ITBS no, dershane CLOSE!

Oğlum Atlanta’da küçük bir okula gidiyor. Daha birinci sınıf öğrencisi. Bana göre henüz ‘Okula gitse ne olur, gitmese ne olur?’ döneminde hala. Okulda da toplasan 80 öğrenci ya var ya yok. Çocuğun sınıfı da toplam 12 kişi. Fakat geçen gün karşılaştığım bir yol kazası yüreğimi ağzıma getirdi ki sormayın. Öğretmeni oğluma akşam okuması için bir kitap vermiş. Ben de yanına oturdum. Zaten yorgunum ama sorumlu bir ebeveyn edasıyla bir yandan Twitter’a bakarken bir yandan da çocuğun kitabına göz atıyorum. Arada da küçük ‘hı hı’, ‘evet’lerle durumu idare ediyordum ki oğlum birden “Baba şu kelime ne demek?” diye sordu. ‘Henüz birinci sınıftaki bir çocuğun kitabında ne tür bir kelime olabilir ki?’ diye rahatımı bile bozmadan kitaba yarım bir bakış atıp son gönderdiğim twitin dünyaları değiştirdiğini görmek umuduyla telefonuma geri dönecekken yerimde kalakaldım. O da ne! “A-bom-i-na-ble ne demek baba?” Yahu o ne?

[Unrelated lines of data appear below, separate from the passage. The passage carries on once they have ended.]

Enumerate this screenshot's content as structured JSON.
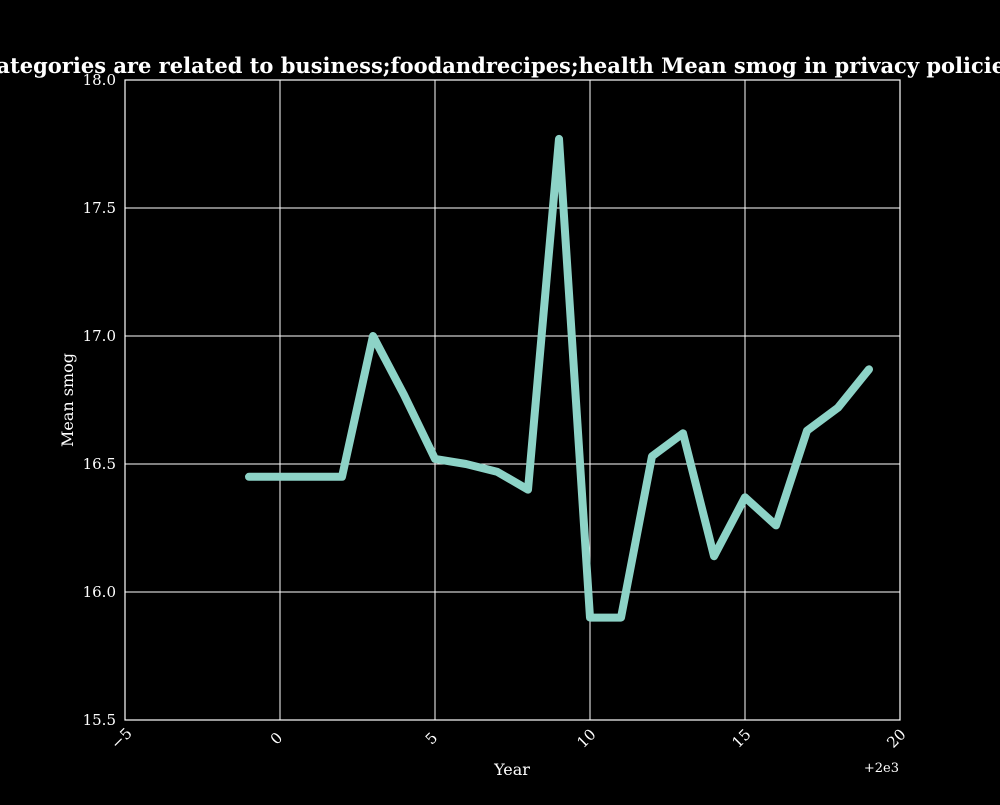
{
  "chart_data": {
    "type": "line",
    "title": "when categories are related to business;foodandrecipes;health Mean smog in privacy policies by Year",
    "xlabel": "Year",
    "ylabel": "Mean smog",
    "x_offset_label": "+2e3",
    "xlim": [
      -5,
      20
    ],
    "ylim": [
      15.5,
      18.0
    ],
    "x_ticks": [
      -5,
      0,
      5,
      10,
      15,
      20
    ],
    "x_tick_labels": [
      "−5",
      "0",
      "5",
      "10",
      "15",
      "20"
    ],
    "y_ticks": [
      15.5,
      16.0,
      16.5,
      17.0,
      17.5,
      18.0
    ],
    "y_tick_labels": [
      "15.5",
      "16.0",
      "16.5",
      "17.0",
      "17.5",
      "18.0"
    ],
    "grid": true,
    "line_color": "#8dd3c7",
    "series": [
      {
        "x": [
          -1,
          0,
          1,
          2,
          3,
          4,
          5,
          6,
          7,
          8,
          9,
          10,
          11,
          12,
          13,
          14,
          15,
          16,
          17,
          18,
          19
        ],
        "values": [
          16.45,
          16.45,
          16.45,
          16.45,
          17.0,
          16.77,
          16.52,
          16.5,
          16.47,
          16.4,
          17.77,
          15.9,
          15.9,
          16.53,
          16.62,
          16.14,
          16.37,
          16.26,
          16.63,
          16.72,
          16.87
        ]
      }
    ]
  }
}
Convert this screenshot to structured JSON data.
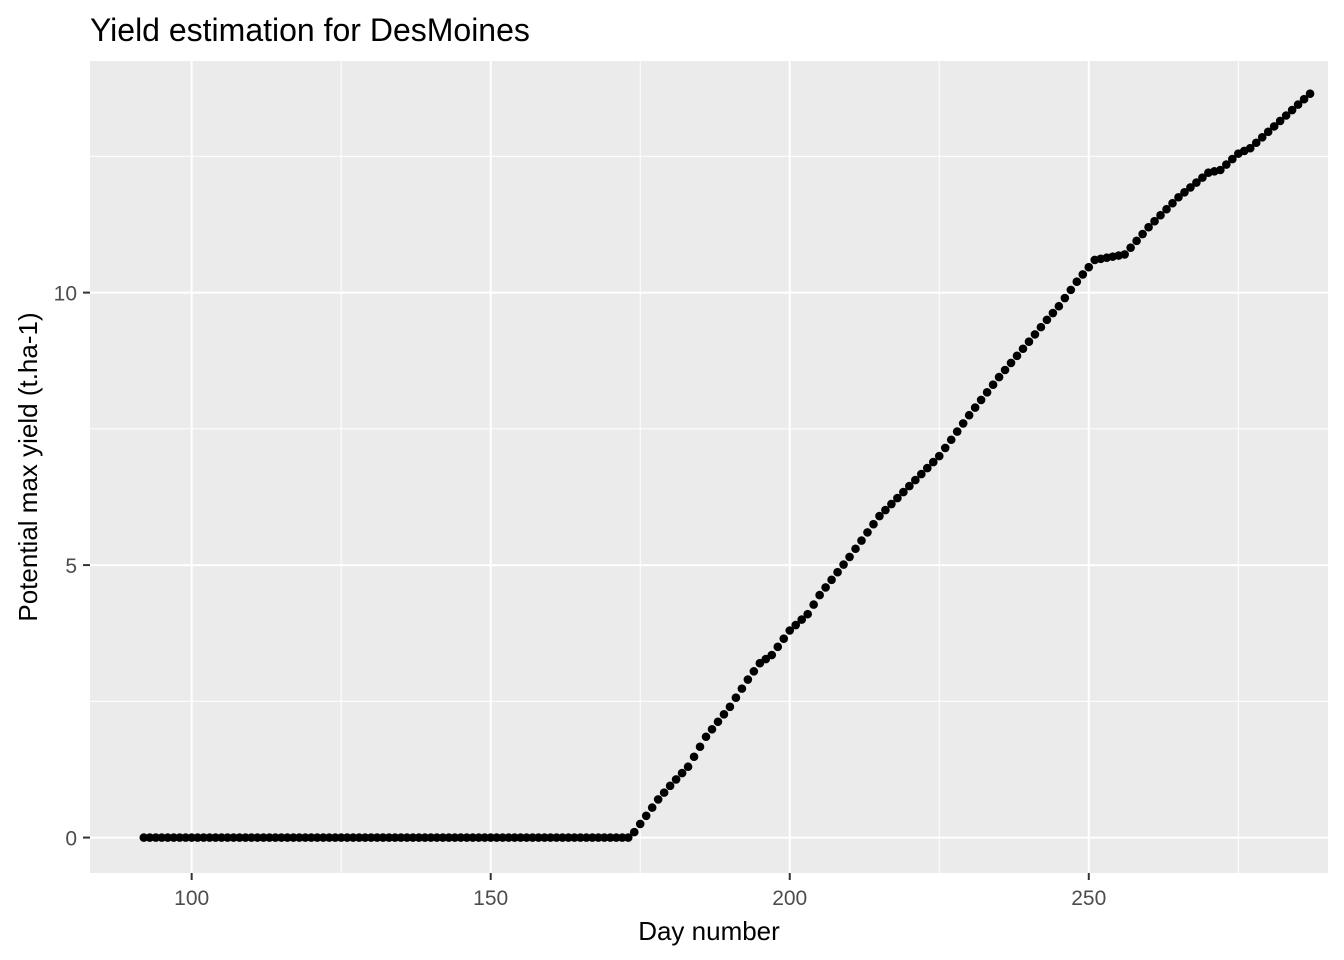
{
  "chart_data": {
    "type": "scatter",
    "title": "Yield estimation for DesMoines",
    "xlabel": "Day number",
    "ylabel": "Potential max yield (t.ha-1)",
    "xlim": [
      83,
      290
    ],
    "ylim": [
      -0.65,
      14.25
    ],
    "x_ticks": [
      100,
      150,
      200,
      250
    ],
    "x_tick_labels": [
      "100",
      "150",
      "200",
      "250"
    ],
    "x_minor_ticks": [
      125,
      175,
      225,
      275
    ],
    "y_ticks": [
      0,
      5,
      10
    ],
    "y_tick_labels": [
      "0",
      "5",
      "10"
    ],
    "y_minor_ticks": [
      2.5,
      7.5,
      12.5
    ],
    "grid": true,
    "point_color": "#000000",
    "panel_color": "#ebebeb",
    "grid_color": "#ffffff",
    "series": [
      {
        "day_start": 92,
        "day_end": 287,
        "anchors": [
          [
            92,
            0
          ],
          [
            173,
            0
          ],
          [
            174,
            0.1
          ],
          [
            176,
            0.4
          ],
          [
            178,
            0.7
          ],
          [
            180,
            0.95
          ],
          [
            183,
            1.3
          ],
          [
            186,
            1.85
          ],
          [
            190,
            2.4
          ],
          [
            193,
            2.9
          ],
          [
            195,
            3.2
          ],
          [
            197,
            3.35
          ],
          [
            200,
            3.8
          ],
          [
            203,
            4.1
          ],
          [
            205,
            4.45
          ],
          [
            210,
            5.15
          ],
          [
            215,
            5.9
          ],
          [
            220,
            6.45
          ],
          [
            225,
            7.0
          ],
          [
            230,
            7.75
          ],
          [
            235,
            8.45
          ],
          [
            240,
            9.1
          ],
          [
            243,
            9.5
          ],
          [
            245,
            9.75
          ],
          [
            248,
            10.2
          ],
          [
            251,
            10.6
          ],
          [
            256,
            10.7
          ],
          [
            260,
            11.2
          ],
          [
            265,
            11.75
          ],
          [
            270,
            12.2
          ],
          [
            272,
            12.25
          ],
          [
            275,
            12.55
          ],
          [
            277,
            12.65
          ],
          [
            280,
            12.95
          ],
          [
            287,
            13.65
          ]
        ]
      }
    ]
  }
}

Bu tür durumlar için önceden geliştirdiğim ‘kelimeyi duymamış gibi yapma ve hemen telefonumdaki sözlük uygulamasından kelimenin anlamına bakma’ taktiği de işe yaramadı. Bir kaç sözlük karıştırdıktan sonra olayı kontekste de oturtup oğluma anlatana kadar kardan adam gibi eridim.

Tam biraz nefes alacakken çocuk ITBS sonuçlarını getirdi. Bilenler bilir. Iowa Üniversitesi kaynaklı, okullar tarafından kendilerini bir nevi dış denetime tabi tutmak amacıyla öğrencilerin yıl içerisinde aldıkları mesafeyi ölçen bir test. Bizim çocuğun sonuçları fena değildi. Ben de çok fazla umursamamıştım doğrusu fakat çocuk arkadaşı Daniel ile adını bile telaffuz edemediğim o ülkeden gelen çocuğun İngilizce okuma dersinde bizimkinden yüksek not aldığını söylemesin mi? Meğer sonuçlar sadece rakamsal olarak değil diğer öğrencilerle kıyaslamalı olarak veriliyormuş. ‘Nasıl olur?’ dedim ve ertesi gün okulun yolunu tuttum. Doğru öğretmenin yanına…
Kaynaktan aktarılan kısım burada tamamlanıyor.